Cara Harmonis dalam Hubungan
Hubungan harmonis yang bertahan lama tentu jadi dambaan setiap pasangan. Namun, tak dapat dipungkiri, masalah pasti datang, entah kecil atau besar. Melansir kanal Citizen Liputan6.com, berikut adalah cara menjalani hubungan yang harmonis dalam pasangan.
1. Bicara dan diskusi tanpa berteriak
Masalah utama dari pertengkaran dan perselisihan adalah komunikasi yang buruk.

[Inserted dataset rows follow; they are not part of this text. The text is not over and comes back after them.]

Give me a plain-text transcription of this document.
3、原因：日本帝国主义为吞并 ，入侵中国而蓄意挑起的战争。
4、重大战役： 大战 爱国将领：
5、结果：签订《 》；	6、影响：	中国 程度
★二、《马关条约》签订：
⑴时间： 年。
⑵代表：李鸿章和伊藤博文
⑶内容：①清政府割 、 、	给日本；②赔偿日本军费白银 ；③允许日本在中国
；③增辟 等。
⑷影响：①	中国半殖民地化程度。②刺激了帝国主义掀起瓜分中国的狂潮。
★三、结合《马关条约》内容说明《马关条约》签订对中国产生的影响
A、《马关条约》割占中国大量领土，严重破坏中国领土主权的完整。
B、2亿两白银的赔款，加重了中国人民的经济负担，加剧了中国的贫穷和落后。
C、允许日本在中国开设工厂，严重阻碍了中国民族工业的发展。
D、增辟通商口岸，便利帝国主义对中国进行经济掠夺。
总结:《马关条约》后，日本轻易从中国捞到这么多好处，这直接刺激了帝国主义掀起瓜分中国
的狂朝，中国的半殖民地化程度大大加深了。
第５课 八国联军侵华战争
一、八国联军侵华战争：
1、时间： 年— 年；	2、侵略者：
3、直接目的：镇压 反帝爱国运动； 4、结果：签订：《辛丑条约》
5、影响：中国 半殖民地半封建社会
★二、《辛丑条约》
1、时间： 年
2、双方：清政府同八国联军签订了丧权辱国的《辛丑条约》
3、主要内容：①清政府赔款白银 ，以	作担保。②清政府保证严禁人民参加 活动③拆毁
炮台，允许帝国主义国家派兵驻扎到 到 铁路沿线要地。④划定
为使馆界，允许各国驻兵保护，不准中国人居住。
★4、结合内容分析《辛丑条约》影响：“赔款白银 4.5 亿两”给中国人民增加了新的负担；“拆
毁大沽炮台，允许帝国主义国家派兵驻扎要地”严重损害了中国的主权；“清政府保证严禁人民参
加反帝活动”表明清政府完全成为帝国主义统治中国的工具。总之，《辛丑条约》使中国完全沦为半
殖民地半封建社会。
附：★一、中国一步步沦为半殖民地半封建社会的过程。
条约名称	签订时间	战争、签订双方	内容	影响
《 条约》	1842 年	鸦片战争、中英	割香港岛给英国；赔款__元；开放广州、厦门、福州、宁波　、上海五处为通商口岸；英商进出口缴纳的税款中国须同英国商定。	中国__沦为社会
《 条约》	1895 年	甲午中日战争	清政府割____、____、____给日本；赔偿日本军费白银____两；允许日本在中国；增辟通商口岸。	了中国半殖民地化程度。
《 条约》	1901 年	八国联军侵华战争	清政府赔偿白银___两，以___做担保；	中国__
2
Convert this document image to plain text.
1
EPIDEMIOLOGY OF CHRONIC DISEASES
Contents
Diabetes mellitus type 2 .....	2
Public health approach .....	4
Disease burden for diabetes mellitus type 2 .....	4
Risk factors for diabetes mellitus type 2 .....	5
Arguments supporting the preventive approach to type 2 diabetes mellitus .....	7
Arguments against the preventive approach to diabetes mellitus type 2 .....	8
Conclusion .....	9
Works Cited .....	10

Alih-alih meneriaki pasangan, lebih baik Anda bicara dan diskusikan tentang kesalahpahaman tersebut. Selain itu, Anda juga harus berhenti memperebutkan hal kecil, seperti kepuasan diri jika berhasil memegang kendali atas perselisihan.
2. Meminta maaf
Setiap pasangan disarankan meminta maaf jika merasa salah tanpa perlu berusaha membela diri dan lari dari tanggung jawab. Sedangkan bagi Anda yang merasa benar, tidak perlu membesar-besarkan masalah atau menuntut banyak hal pada orang yang dianggap salah.
3. Saling Menghargai
Bentuk komunikasi bukan hanya hal yang disampaikan, tapi juga tentang bagaimana Anda memaknai komunikasi tersebut. Pasangan yang jarang bertengkar biasanya memilih untuk saling mengutarakan rasa syukur dan berterima kasih pada satu sama lain.